People in the courtroom
These are the people you would expect to see in a normal criminal case, such as those heard in a sheriff court.
The judge or sheriff
The judge or sheriff is an expert in the law and is in charge of everything that happens in the court room.
They'll make sure everything is done fairly within the law and that the court rules and legal procedures are followed. They also have a duty to protect the interests of all people involved in the case, including witnesses.
The Procurator Fiscal or advocate depute
This is the prosecution lawyer. They present the prosecution case against the person charged with a crime. The prosecution has the 'burden of proof' which means they'll need to present enough evidence to prove 'beyond reasonable doubt' that an accused person is guilty. They'll ask witnesses questions in court so they can give their evidence in their answers.

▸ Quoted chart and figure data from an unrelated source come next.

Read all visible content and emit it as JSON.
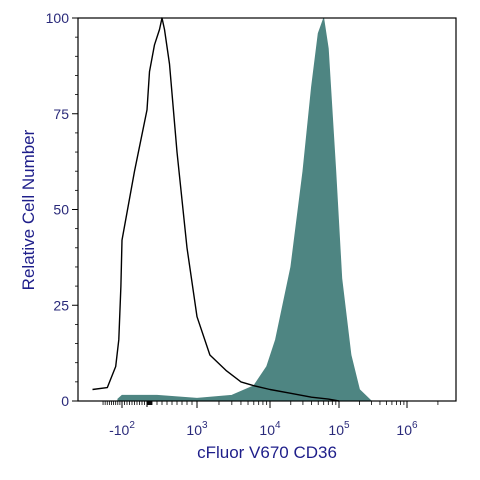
{
  "chart_data": {
    "type": "area",
    "xlabel": "cFluor V670 CD36",
    "ylabel": "Relative Cell Number",
    "x_scale": "biexponential",
    "ylim": [
      0,
      100
    ],
    "y_ticks": [
      "0",
      "25",
      "50",
      "75",
      "100"
    ],
    "x_ticks": [
      {
        "base": "-10",
        "exp": "2",
        "value": -100
      },
      {
        "base": "10",
        "exp": "3",
        "value": 1000
      },
      {
        "base": "10",
        "exp": "4",
        "value": 10000
      },
      {
        "base": "10",
        "exp": "5",
        "value": 100000
      },
      {
        "base": "10",
        "exp": "6",
        "value": 1000000
      }
    ],
    "grid": false,
    "series": [
      {
        "style": "outline",
        "color": "#000000",
        "points": [
          [
            -1500,
            3
          ],
          [
            -800,
            3.5
          ],
          [
            -400,
            9
          ],
          [
            -250,
            16
          ],
          [
            -150,
            30
          ],
          [
            -100,
            42
          ],
          [
            -50,
            60
          ],
          [
            0,
            76
          ],
          [
            50,
            86
          ],
          [
            150,
            93
          ],
          [
            250,
            97
          ],
          [
            300,
            100
          ],
          [
            350,
            97
          ],
          [
            450,
            88
          ],
          [
            600,
            65
          ],
          [
            800,
            40
          ],
          [
            1000,
            22
          ],
          [
            1500,
            12
          ],
          [
            2500,
            8
          ],
          [
            4000,
            5
          ],
          [
            6000,
            4
          ],
          [
            10000,
            3
          ],
          [
            20000,
            2
          ],
          [
            40000,
            1
          ],
          [
            70000,
            0.5
          ],
          [
            100000,
            0
          ]
        ]
      },
      {
        "style": "filled",
        "color": "#4e8582",
        "points": [
          [
            -300,
            0.5
          ],
          [
            -100,
            1.5
          ],
          [
            200,
            1.5
          ],
          [
            1000,
            0.7
          ],
          [
            3000,
            1.5
          ],
          [
            6000,
            4
          ],
          [
            9000,
            9
          ],
          [
            12000,
            16
          ],
          [
            20000,
            35
          ],
          [
            30000,
            60
          ],
          [
            40000,
            82
          ],
          [
            50000,
            96
          ],
          [
            60000,
            100
          ],
          [
            70000,
            92
          ],
          [
            90000,
            60
          ],
          [
            110000,
            32
          ],
          [
            150000,
            12
          ],
          [
            200000,
            3
          ],
          [
            300000,
            0
          ]
        ]
      }
    ]
  }
}
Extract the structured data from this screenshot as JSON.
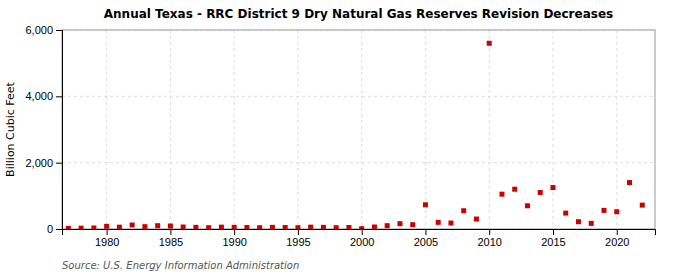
{
  "chart_data": {
    "type": "scatter",
    "title": "Annual Texas - RRC District 9 Dry Natural Gas Reserves Revision Decreases",
    "ylabel": "Billion Cubic Feet",
    "annotation": "Source: U.S. Energy Information Administration",
    "x": [
      1977,
      1978,
      1979,
      1980,
      1981,
      1982,
      1983,
      1984,
      1985,
      1986,
      1987,
      1988,
      1989,
      1990,
      1991,
      1992,
      1993,
      1994,
      1995,
      1996,
      1997,
      1998,
      1999,
      2000,
      2001,
      2002,
      2003,
      2004,
      2005,
      2006,
      2007,
      2008,
      2009,
      2010,
      2011,
      2012,
      2013,
      2014,
      2015,
      2016,
      2017,
      2018,
      2019,
      2020,
      2021,
      2022
    ],
    "values": [
      18,
      25,
      30,
      80,
      55,
      120,
      70,
      100,
      90,
      60,
      50,
      40,
      55,
      50,
      45,
      40,
      50,
      45,
      40,
      55,
      50,
      40,
      45,
      10,
      60,
      100,
      160,
      130,
      730,
      200,
      180,
      550,
      300,
      5600,
      1050,
      1200,
      700,
      1100,
      1250,
      480,
      220,
      170,
      560,
      520,
      1400,
      720
    ],
    "color": "#cc0000",
    "marker": "square",
    "xlim": [
      1976.5,
      2023
    ],
    "xticks": [
      1980,
      1985,
      1990,
      1995,
      2000,
      2005,
      2010,
      2015,
      2020
    ],
    "ylim": [
      0,
      6000
    ],
    "yticks": [
      0,
      {
        "value": 2000,
        "label": "2,000"
      },
      {
        "value": 4000,
        "label": "4,000"
      },
      {
        "value": 6000,
        "label": "6,000"
      }
    ],
    "grid": true
  }
}
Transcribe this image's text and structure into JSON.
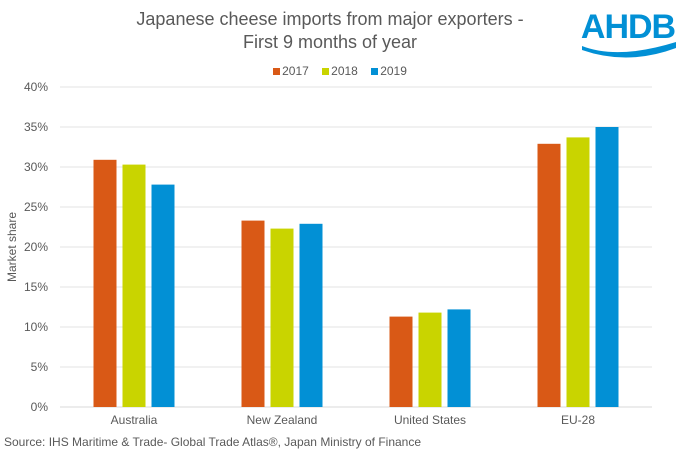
{
  "chart_data": {
    "type": "bar",
    "title": "Japanese cheese imports from major exporters - First 9 months of year",
    "title_lines": [
      "Japanese cheese imports from major exporters -",
      "First 9 months of year"
    ],
    "categories": [
      "Australia",
      "New Zealand",
      "United States",
      "EU-28"
    ],
    "series": [
      {
        "name": "2017",
        "color": "#D95916",
        "values": [
          30.9,
          23.3,
          11.3,
          32.9
        ]
      },
      {
        "name": "2018",
        "color": "#C9D400",
        "values": [
          30.3,
          22.3,
          11.8,
          33.7
        ]
      },
      {
        "name": "2019",
        "color": "#0290D5",
        "values": [
          27.8,
          22.9,
          12.2,
          35.0
        ]
      }
    ],
    "xlabel": "",
    "ylabel": "Market share",
    "ylim": [
      0,
      40
    ],
    "yticks": [
      "0%",
      "5%",
      "10%",
      "15%",
      "20%",
      "25%",
      "30%",
      "35%",
      "40%"
    ],
    "grid": true,
    "legend_position": "top"
  },
  "logo": "AHDB",
  "source": "Source:  IHS Maritime & Trade-  Global Trade  Atlas®, Japan  Ministry of Finance"
}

The defence lawyer or counsel acts on behalf of the accused and will test the evidence presented by the prosecution and put the accused's position to the court. They must look after the accused's interests at all times. If there's more than one accused person, there may be more that one lawyer in court and each of them may ask a witness questions about their evidence.
In some cases, it's the jury who decides whether the law has been broken. The jury is made up of 15 members of the public who know nothing about the case before it starts. They'll listen to the evidence and decide if the case against an accused person has been proven 'beyond reasonable doubt.'
There isn't always a jury.
The clerk of court
The clerk of the court is responsible for calling the case, assisting the judge and keeping the court papers and records.
The court officer
The court officer assists the court and lets the witnesses know when it's their turn to give evidence. They may show a witness different pieces of evidence like clothing or photographs.
The accused is the person charged with committing a crime.
Court police or security officers
Court police and security officers make sure everyone in court building is well behaved and safe.
Criminal courts are usually open to the public. Members of the public – over the age of 14 – can sit in the public area at the back of the courtroom to watch and listen to the witnesses and the lawyers. In some cases, the courtroom may be closed to members of the public.
The press aren't excluded from court, even if the courtroom is closed to the rest of the public. If the press decide to report on the case, there may be restrictions on the identification of children and sexual offence victims.
A witness answers questions and tells the court what they know.